PG: Nós compomos aqui, onde estamos agora. Já pensámos muitas vezes começar um disco pelo sintetizador e tudo mais, mas onde nos sentimos mais confortáveis é nos nossos instrumentos de sempre. Essas nuances de novos instrumentos, por exemplo, os sopros de que estavas a falar. Já tínhamos o disco gravado e pensámos que podíamos experimentar meter uns sopros. Tínhamos amigos que conheciam músicos que poderiam experimentar meter ali alguma coisa, são pormenores e não é uma coisa muito evidente. Mas no nosso núcleo o que acontece muitas vezes é começarmos por aquilo que são os nossos instrumentos, e depois temos uma vontade de explorar. Acaba sempre por ser uma coisa posterior, só para pintar aquilo que já está muito definido, o processo tem sido mais natural dessa forma. Mas à medida que vamos fazendo discos temos de nos reinventar. Lembro-me que no Turbo Lento havia muita essa ideia de “bora meter aqui mais caixas de ritmos, mais sintetizadores, procurar outras coisas”. Mas aqui há um conforto tal, não no mau sentido, que é onde as ideias acabam por ter um caminho mais intuitivo.
AH: Eu acho que aí é que o punk rock tem alguma influência. Lembro-me que no Marsupial, um disco que tem muitos teclados, quando começámos a transpor aquilo para ao vivo, chegámos a fazer alguns concertos onde rodávamos os teclados. Tocava eu, tocava a Cláudia, tu [Pedro] tocavas trompete. Mas quando de repente te vês ali num teclado parece que ficas paradinho, não há aquela pica que nós temos quando estamos com a guitarra, já é uma extensão do braço e conseguimos saltar com aquilo e fazer macacadas com aquilo. Para nós é fora da nossa zona de conforto, mas não quer dizer que não aconteça e nós até gostávamos. Mas depois quando estamos ao vivo parece que perdemos a fisicalidade da nossa música. Para o bem e para o mal, já estamos muito habituados ao instrumento que temos e é o que dominamos melhor. Parece que nos sentimos assim um bocadinho despidos quando não temos.

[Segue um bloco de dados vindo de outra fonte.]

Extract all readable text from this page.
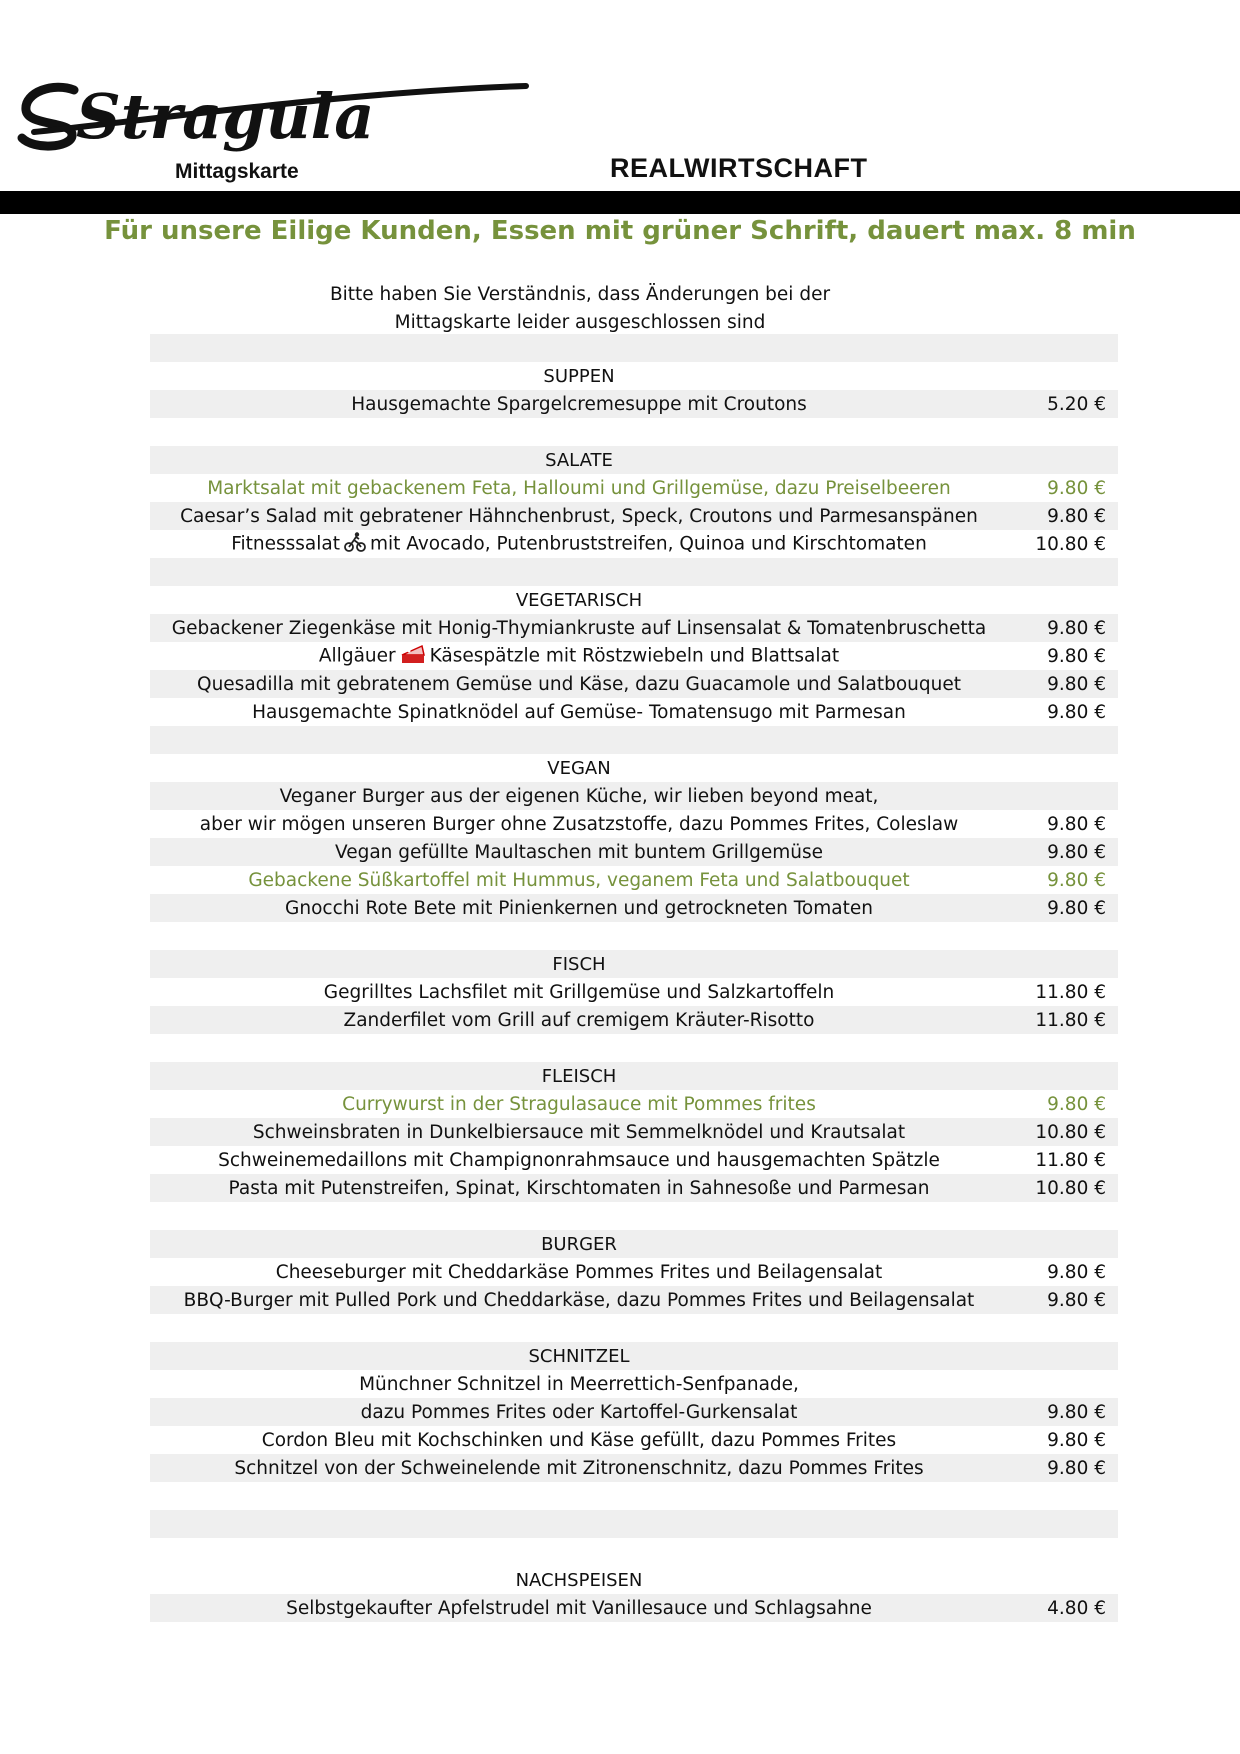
Stragula
Mittagskarte	REALWIRTSCHAFT
Für unsere Eilige Kunden, Essen mit grüner Schrift, dauert max. 8 min
Bitte haben Sie Verständnis, dass Änderungen bei der
Mittagskarte leider ausgeschlossen sind
SUPPEN
Hausgemachte Spargelcremesuppe mit Croutons	5.20 €
SALATE
Marktsalat mit gebackenem Feta, Halloumi und Grillgemüse, dazu Preiselbeeren	9.80 €
Caesar’s Salad mit gebratener Hähnchenbrust, Speck, Croutons und Parmesanspänen	9.80 €
Fitnesssalat mit Avocado, Putenbruststreifen, Quinoa und Kirschtomaten	10.80 €
VEGETARISCH
Gebackener Ziegenkäse mit Honig-Thymiankruste auf Linsensalat & Tomatenbruschetta	9.80 €
Allgäuer Käsespätzle mit Röstzwiebeln und Blattsalat	9.80 €
Quesadilla mit gebratenem Gemüse und Käse, dazu Guacamole und Salatbouquet	9.80 €
Hausgemachte Spinatknödel auf Gemüse- Tomatensugo mit Parmesan	9.80 €
VEGAN
Veganer Burger aus der eigenen Küche, wir lieben beyond meat,
aber wir mögen unseren Burger ohne Zusatzstoffe, dazu Pommes Frites, Coleslaw	9.80 €
Vegan gefüllte Maultaschen mit buntem Grillgemüse	9.80 €
Gebackene Süßkartoffel mit Hummus, veganem Feta und Salatbouquet	9.80 €
Gnocchi Rote Bete mit Pinienkernen und getrockneten Tomaten	9.80 €
FISCH
Gegrilltes Lachsfilet mit Grillgemüse und Salzkartoffeln	11.80 €
Zanderfilet vom Grill auf cremigem Kräuter-Risotto	11.80 €
FLEISCH
Currywurst in der Stragulasauce mit Pommes frites	9.80 €
Schweinsbraten in Dunkelbiersauce mit Semmelknödel und Krautsalat	10.80 €
Schweinemedaillons mit Champignonrahmsauce und hausgemachten Spätzle	11.80 €
Pasta mit Putenstreifen, Spinat, Kirschtomaten in Sahnesoße und Parmesan	10.80 €
BURGER
Cheeseburger mit Cheddarkäse Pommes Frites und Beilagensalat	9.80 €
BBQ-Burger mit Pulled Pork und Cheddarkäse, dazu Pommes Frites und Beilagensalat	9.80 €
SCHNITZEL
Münchner Schnitzel in Meerrettich-Senfpanade,
dazu Pommes Frites oder Kartoffel-Gurkensalat	9.80 €
Cordon Bleu mit Kochschinken und Käse gefüllt, dazu Pommes Frites	9.80 €
Schnitzel von der Schweinelende mit Zitronenschnitz, dazu Pommes Frites	9.80 €
NACHSPEISEN
Selbstgekaufter Apfelstrudel mit Vanillesauce und Schlagsahne	4.80 €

PG: E por essa mesma razão acho que tudo o que são esses pormenores que vão surgindo em disco raramente são transpostos para o vivo. Porque ali queremos sentir que temos os nossos instrumentos e que temos esse à vontade. Nós fazemos música para curtir, e conseguir estar ao vivo a curtir é muito diferente do que estares preso só porque queres emular aquilo que aconteceu num disco. Portanto acaba por ser uma opção muito racional.
A nível sónico, há algo que eu notei que vocês fazem várias vezes: muitas músicas em stereo. Com que propósito é que o fazem?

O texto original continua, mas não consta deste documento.